5 questions to ask before scheduling your colonoscopy

It’s OK to feel a little stressed about getting your first colonoscopy. This important step in your preventive care can help spot signs of colorectal illness before it becomes serious.1

Your first question might be, “What is a colonoscopy?” During a colonoscopy, your provider inserts a thin, flexible tube with a small camera into your rectum. This is how they’re able to check the lining of your colon. If your doctor spots any polyps (small growths of cells that could become cancer) on your colon wall, they can easily remove them.1

Asking questions ahead of time can help you mentally and physically prepare before you head to your appointment. Read on to learn 5 questions you may want to ask before scheduling a colonoscopy.

1. Where should I go for my colonoscopy?

Spend some time doing your research to find a quality network facility and provider you’re comfortable with. To help save on costs, get a few quotes from your top choices. You can give each one a call and ask for out-of-pocket estimates for your colonoscopy procedure.

If you’d rather not spend time searching around town, you can ask your primary care provider if they have a recommendation. Or call your insurance company for a list of network facilities to check out. Be sure to ask what you might have to pay based on your plan benefits. 

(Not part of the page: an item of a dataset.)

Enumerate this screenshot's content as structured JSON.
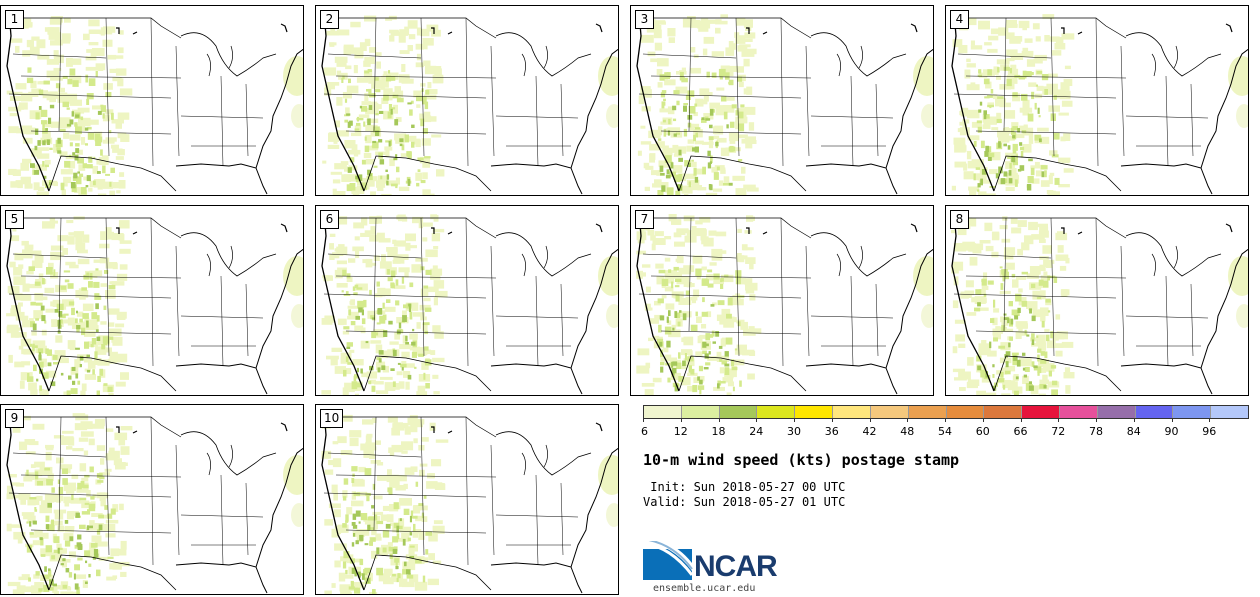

2. How do I prepare for a colonoscopy?

You may be wondering what a prep for colonoscopy looks like. First things first — your colon needs to be clear. Bowel preparation is one of the most important steps in preparing for a colonoscopy. This prep cleans out your colon so your provider can clearly see any polyps or lesions on its lining. You’ll get directions on what to eat and drink the days leading up to your colonoscopy (be prepared to fast for a full day). You may also want to clear your calendar when you drink your laxative cocktail the day before your procedure. Be sure to follow your colonoscopy prep directions carefully.2

Your doctor may offer different options for this step. A traditional prescription liquid prep might be covered in full, but a prescription or pill prep kits may not be. Be sure to check with your insurance company to make sure you’re not overpaying.

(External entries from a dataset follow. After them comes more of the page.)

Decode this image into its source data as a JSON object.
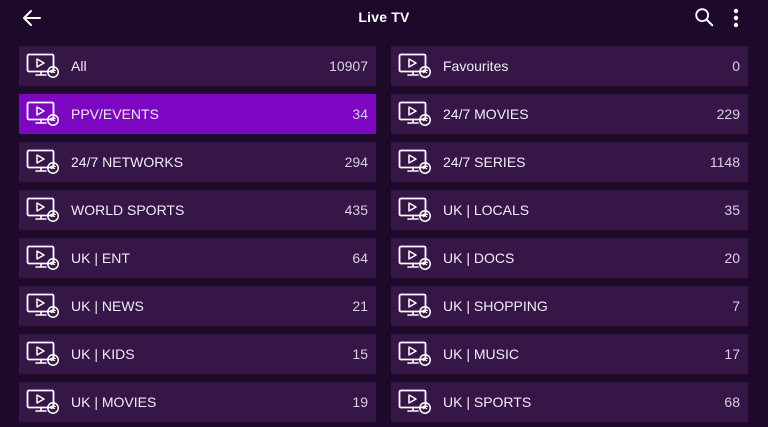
{
  "header": {
    "title": "Live TV",
    "back_icon": "back-arrow-icon",
    "search_icon": "search-icon",
    "more_icon": "more-vertical-icon"
  },
  "colors": {
    "background": "#1d0a2b",
    "tile": "#351646",
    "active_tile": "#7d06c2"
  },
  "categories": [
    {
      "name": "All",
      "count": "10907",
      "active": false
    },
    {
      "name": "Favourites",
      "count": "0",
      "active": false
    },
    {
      "name": "PPV/EVENTS",
      "count": "34",
      "active": true
    },
    {
      "name": "24/7 MOVIES",
      "count": "229",
      "active": false
    },
    {
      "name": "24/7 NETWORKS",
      "count": "294",
      "active": false
    },
    {
      "name": "24/7 SERIES",
      "count": "1148",
      "active": false
    },
    {
      "name": "WORLD SPORTS",
      "count": "435",
      "active": false
    },
    {
      "name": "UK | LOCALS",
      "count": "35",
      "active": false
    },
    {
      "name": "UK | ENT",
      "count": "64",
      "active": false
    },
    {
      "name": "UK | DOCS",
      "count": "20",
      "active": false
    },
    {
      "name": "UK | NEWS",
      "count": "21",
      "active": false
    },
    {
      "name": "UK | SHOPPING",
      "count": "7",
      "active": false
    },
    {
      "name": "UK | KIDS",
      "count": "15",
      "active": false
    },
    {
      "name": "UK | MUSIC",
      "count": "17",
      "active": false
    },
    {
      "name": "UK | MOVIES",
      "count": "19",
      "active": false
    },
    {
      "name": "UK | SPORTS",
      "count": "68",
      "active": false
    }
  ]
}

As part of your overall colonoscopy preparation, you may need to stop taking certain medications, like blood thinners. Your doctor at the clinic will go over your list of prescriptions and let you know if you should pause any of them.2

3. Should I try a colonoscopy without sedation?

There are a few reasons you may want to skip sedation, including:

  • Saving time
  • Saving money
  • Avoiding possible side effects of the sedative

While a colonoscopy is less expensive without sedation, a non-sedated colonoscopy can be painful and uncomfortable.

4. What are the possible risks of a colonoscopy?

Complications during a colonoscopy are rare, but can happen. Risks include:1

  • Bleeding
  • Perforated colon
  • A reaction to the sedative (like breathing or heart problems)
  • Abdominal pain

5. How long does it take to recover from a colonoscopy?

After your colonoscopy, your provider will likely keep an eye on you for an hour or 2 before sending you home with your pre-arranged ride. During this time, you may still be a little groggy from the sedation (if you had it), and feel cramping or bloating. You should be able to get back to your normal routine and diet the next day.1

If your provider recommends a colonoscopy, consider scheduling it. This simple 30- to 60-minute procedure could save your life.